できることはしてから稽古に入りたいと思っていて、今回は幼稚園の先生役だったので、体験をさせてもらいました。あと、さとみは今治市出身なので、今治に実際に行って、舞台になっている場所や登場するご飯、地ビールを飲んだりしました。役作りと言っていいのかは分からないんですけど、楽しかったです。タクシーの運転手さんがすごく郷土愛の強い方で、今治弁やおすすめのスポットなどを教えて頂いて、すごく充実した時間になりました。

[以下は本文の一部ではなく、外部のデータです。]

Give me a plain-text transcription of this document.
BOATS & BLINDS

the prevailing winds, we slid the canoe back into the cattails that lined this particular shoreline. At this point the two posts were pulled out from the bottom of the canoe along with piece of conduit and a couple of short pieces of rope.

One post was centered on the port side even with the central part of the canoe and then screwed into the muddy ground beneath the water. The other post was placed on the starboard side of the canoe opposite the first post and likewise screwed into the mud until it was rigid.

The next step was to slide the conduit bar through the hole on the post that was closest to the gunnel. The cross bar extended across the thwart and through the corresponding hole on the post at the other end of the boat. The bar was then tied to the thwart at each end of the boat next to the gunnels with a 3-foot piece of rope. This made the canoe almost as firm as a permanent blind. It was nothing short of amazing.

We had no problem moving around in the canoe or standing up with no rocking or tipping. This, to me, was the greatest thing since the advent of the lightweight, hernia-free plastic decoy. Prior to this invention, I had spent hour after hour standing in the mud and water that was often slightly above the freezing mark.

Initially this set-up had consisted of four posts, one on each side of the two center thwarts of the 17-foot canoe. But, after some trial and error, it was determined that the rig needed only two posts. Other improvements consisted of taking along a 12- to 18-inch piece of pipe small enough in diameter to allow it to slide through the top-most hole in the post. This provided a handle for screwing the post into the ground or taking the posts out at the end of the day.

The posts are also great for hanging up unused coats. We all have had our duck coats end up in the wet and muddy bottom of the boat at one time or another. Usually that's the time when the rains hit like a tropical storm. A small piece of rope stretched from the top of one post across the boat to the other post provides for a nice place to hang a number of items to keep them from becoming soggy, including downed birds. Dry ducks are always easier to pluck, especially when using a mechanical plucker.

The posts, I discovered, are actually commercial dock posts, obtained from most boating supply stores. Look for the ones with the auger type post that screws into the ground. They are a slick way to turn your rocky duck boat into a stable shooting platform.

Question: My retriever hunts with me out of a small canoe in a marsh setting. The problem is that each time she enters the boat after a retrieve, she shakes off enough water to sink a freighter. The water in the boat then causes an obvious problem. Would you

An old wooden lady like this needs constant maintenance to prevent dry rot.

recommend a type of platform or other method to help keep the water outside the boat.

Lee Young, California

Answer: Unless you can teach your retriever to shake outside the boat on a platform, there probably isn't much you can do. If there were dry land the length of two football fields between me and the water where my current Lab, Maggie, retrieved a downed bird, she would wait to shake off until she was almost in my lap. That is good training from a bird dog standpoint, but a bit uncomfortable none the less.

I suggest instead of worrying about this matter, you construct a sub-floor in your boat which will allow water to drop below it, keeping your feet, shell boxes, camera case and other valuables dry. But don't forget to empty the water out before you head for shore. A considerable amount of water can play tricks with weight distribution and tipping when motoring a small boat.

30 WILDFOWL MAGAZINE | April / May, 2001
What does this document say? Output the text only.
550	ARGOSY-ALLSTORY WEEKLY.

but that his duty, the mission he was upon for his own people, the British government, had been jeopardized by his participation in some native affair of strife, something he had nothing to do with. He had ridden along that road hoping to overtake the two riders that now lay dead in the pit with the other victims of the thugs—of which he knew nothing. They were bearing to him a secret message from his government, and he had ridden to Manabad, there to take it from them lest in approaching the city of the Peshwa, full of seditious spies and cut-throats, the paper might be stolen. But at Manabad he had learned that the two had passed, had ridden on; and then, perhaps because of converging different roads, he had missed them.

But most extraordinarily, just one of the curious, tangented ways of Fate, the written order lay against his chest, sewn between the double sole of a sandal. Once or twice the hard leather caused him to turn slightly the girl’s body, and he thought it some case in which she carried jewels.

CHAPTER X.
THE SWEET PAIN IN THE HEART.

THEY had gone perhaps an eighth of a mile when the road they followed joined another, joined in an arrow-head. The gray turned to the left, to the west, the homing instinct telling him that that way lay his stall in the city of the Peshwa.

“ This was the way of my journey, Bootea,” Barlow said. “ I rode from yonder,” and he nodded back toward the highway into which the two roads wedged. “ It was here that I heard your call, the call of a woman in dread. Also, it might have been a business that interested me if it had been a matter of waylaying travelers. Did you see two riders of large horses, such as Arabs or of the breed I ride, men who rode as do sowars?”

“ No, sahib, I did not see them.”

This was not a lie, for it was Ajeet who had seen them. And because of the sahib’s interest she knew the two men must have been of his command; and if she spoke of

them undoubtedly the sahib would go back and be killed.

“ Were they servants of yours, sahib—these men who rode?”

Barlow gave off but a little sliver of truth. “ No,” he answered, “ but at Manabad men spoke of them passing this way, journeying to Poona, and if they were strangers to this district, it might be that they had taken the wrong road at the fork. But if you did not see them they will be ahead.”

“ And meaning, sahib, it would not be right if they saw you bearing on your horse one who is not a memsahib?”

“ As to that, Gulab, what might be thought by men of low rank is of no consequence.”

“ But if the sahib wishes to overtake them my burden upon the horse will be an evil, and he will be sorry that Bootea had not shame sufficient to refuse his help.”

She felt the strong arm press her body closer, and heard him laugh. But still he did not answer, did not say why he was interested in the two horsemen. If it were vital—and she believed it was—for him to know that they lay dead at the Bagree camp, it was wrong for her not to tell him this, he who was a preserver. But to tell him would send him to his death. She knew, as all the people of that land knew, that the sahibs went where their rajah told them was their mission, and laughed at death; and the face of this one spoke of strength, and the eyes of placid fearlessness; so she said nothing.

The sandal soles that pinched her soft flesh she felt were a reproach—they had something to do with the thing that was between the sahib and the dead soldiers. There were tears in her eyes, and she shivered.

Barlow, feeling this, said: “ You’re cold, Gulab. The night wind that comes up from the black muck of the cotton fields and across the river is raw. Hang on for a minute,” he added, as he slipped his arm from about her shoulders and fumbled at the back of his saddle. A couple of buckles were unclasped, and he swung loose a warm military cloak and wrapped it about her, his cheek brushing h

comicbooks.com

また、以前、出演した『笑う男』という作品で、目が見えない役を演じたときには、「ダイアログ・イン・ザ・ダーク」という視覚障害について学べる施設があって、2時間半くらい真っ暗闇の中で白杖を手に持ちながら歩いて、目が見えない方の世界を体験しました。本などで得た知識はあったけど、やっぱり経験しないと分からないこともあるなと思っているので、できる限り体験できることは実際にやるようにしています。

――毎作品そうやって役作りをされているんですね。

台本を頂くと、まず読みながらやれることを探します。今回で言うと、さとみの恋人である三上くんは研修医の役なので、医学部に在籍している友人に“これって何?”とか、“この病気はどういう検査をするの?”とか研修医の1日のスケジュールなどを質問しました。彼氏が医療系だったら、一緒に住んでいるさとみもある程度は知っていると思うので、自分の役だけでなくて、関わりのある部分を含めて準備します。